Nevertheless, JCR expects that fiscal discipline will work to curb the
deficit in the medium-term considering a possible initiation of the excessive deficit procedures by the European Commission. Romania has significant room to improve tax collection by enhancing
tax compliance and reducing tax evasion. In this regard, the government looks set to take measures in an attempt to increase tax revenues.

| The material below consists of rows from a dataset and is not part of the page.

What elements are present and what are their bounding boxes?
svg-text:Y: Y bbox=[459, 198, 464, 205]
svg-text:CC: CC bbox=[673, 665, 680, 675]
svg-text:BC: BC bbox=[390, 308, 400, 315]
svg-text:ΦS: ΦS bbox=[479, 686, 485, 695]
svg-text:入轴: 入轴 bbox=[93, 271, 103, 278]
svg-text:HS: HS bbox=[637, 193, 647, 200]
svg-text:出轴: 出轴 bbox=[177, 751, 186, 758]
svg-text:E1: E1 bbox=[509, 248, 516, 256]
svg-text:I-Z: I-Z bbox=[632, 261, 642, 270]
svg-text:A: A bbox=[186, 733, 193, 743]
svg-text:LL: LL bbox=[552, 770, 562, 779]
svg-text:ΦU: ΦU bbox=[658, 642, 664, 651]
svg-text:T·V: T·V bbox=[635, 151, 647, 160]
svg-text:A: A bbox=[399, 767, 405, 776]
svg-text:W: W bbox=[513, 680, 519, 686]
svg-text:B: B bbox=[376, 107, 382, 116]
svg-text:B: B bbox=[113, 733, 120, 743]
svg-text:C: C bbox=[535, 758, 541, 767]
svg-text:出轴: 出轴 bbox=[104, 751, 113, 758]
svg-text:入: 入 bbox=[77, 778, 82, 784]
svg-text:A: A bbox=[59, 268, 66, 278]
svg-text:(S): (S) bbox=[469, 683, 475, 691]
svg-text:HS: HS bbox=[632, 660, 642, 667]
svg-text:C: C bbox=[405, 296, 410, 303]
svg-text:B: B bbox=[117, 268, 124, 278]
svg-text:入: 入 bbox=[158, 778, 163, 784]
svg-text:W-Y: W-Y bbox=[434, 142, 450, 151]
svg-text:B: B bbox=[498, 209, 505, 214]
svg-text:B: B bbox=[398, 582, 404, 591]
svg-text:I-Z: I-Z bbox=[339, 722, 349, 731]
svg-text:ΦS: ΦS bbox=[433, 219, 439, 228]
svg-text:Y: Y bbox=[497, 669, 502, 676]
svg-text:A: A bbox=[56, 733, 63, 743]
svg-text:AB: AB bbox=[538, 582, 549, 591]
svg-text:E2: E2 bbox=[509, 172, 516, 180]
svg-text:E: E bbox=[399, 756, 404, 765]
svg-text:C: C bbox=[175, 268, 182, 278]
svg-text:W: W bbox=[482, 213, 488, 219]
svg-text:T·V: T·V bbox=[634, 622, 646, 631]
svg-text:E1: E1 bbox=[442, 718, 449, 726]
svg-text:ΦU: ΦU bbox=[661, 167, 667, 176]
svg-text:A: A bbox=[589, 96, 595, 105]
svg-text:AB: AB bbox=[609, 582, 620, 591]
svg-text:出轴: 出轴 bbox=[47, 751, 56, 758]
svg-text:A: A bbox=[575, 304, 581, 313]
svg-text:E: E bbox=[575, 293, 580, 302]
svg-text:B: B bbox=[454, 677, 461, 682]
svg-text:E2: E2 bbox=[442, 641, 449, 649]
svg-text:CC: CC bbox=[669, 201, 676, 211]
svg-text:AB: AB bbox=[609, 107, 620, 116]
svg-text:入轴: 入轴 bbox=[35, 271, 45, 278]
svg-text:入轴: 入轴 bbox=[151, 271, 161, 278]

(4) The country’s financial system has been in the process of improving with advancing disposal of nonperforming loans by banks. The nonperforming loan ratio (based on EBA definition) of the banking sector further declined to 9.5% at the end of 2016 from 13.5% a year earlier, a major improvement from above 20% in 2014. Banks’ profitability has also turned positive on lower credit
costs.
The debt discharge law, which enables a discharge of mortgage backed debts owed by individuals regardless of their ability to pay, came into force in May 2016. However, a risk of banks incurring huge losses was avoided following the Constitutional Court’s subsequent ruling which
substantially narrows the scope of its application. Loans to the private sector have been continuing to recover, albeit slowly, led by lei-denominated loans especially housing loans. Loans
denominated in foreign currency have steadily decreased, accounting for around 40% of the total loan portfolio, down from the peak of over 60% in 2012. This has helped reduce the foreign currency risks of the banking, corporate and household sectors.
(5) The current account deficit has been widening amid the growth of domestic demand. Nevertheless, at 2.4% of GDP in 2016 (1.2% in 2015), it remains substantially low compared with the levels
before 2008, supported not only by growing exports of manufactured goods such as automobiles but also by an increasing services account surplus. Romania seems to face no difficulties with external financing as stable capital inflows through direct investment and the EU funds have been adequately covering the current account deficit. It has also made a steady progress in repaying loans to the IMF and the EU. Its external debt has been declining both in terms of GDP and goods
and services exports due mainly to the banking sector’s reduced external borrowing.
As of the end of 2016, the external debt stood at 54.7% of GDP and 132.7% of goods and services exports, down from their peaks of 75% at the end of 2012 and 253% at the end of 2009."